Outside the courtroom and on his Infowars show, Jones called the trial a “show trial” and a “kangaroo court” and called Judge Barbara Bellis a tyrant, posting a picture of her with lasers shooting from her eyes.

Jones was still complaining about the case and the restrictions on what he can say outside the courthouse Friday.

“Basically, it would be like a boxing match where one guy has his hands tied behind his back and a gag in his mouth,” he said. “So it’s completely rigged. This is an absolute fraud.”

Infowars host Alex Jones’ defamation trial continued Wednesday in Austin, Texas, with Jones admitting the Sandy Hook shooting was “100 percent real.”

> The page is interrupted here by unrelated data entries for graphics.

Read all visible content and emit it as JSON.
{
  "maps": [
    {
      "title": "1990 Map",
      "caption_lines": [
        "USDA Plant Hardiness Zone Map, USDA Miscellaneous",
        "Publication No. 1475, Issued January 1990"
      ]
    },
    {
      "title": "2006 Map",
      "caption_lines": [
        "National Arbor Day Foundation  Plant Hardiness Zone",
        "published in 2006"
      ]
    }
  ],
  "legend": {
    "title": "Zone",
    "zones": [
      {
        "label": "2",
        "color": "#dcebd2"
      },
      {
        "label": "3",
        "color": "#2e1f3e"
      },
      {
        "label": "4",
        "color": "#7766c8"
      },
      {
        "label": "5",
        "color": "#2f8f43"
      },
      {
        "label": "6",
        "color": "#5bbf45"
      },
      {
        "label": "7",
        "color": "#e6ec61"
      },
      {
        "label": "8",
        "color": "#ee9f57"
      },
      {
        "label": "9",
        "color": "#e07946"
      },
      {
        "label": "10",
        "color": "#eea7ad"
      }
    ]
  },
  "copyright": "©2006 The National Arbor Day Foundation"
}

Twenty children and six teachers died in a shooting nearly a decade ago in Newtown, Connecticut. The plaintiffs in this action, which takes place approximately 20 miles (32 kilometers) from us in Waterbury, include relatives of the eight victims and an FBI agent who responded to the massacre.

The trial continued on Friday with the participation of other witnesses.

Jones was found liable last year by default for damages to the plaintiffs without trial, as a result of what a judge called his repeated refusals to turn over documents to their attorneys. A six-member jury is now deciding how much Jones and Free Speech Systems, the parent company of Jones’s Infowars, should pay the families for defamation and intentional infliction of emotional distress.

Pettis argues that any damages should be limited and accuses the victims’ relatives of exaggerating the damage caused by the lies.

Bellis ordered Jones not to mention certain topics in his testimony, including free speech rights, the percentage of Jones’ shows that discussed Sandy Hook and whether he profited from those shows or a similar case in Texas.

A jury in the case last month in Austin, Texas, ordered Jones to pay nearly $50 million in damages to the parents of one of the children killed in the shooting. A third trial in Texas is expected to begin near the end of the year.

Associated Press writer Michael Hill contributed to this report from Waterbury.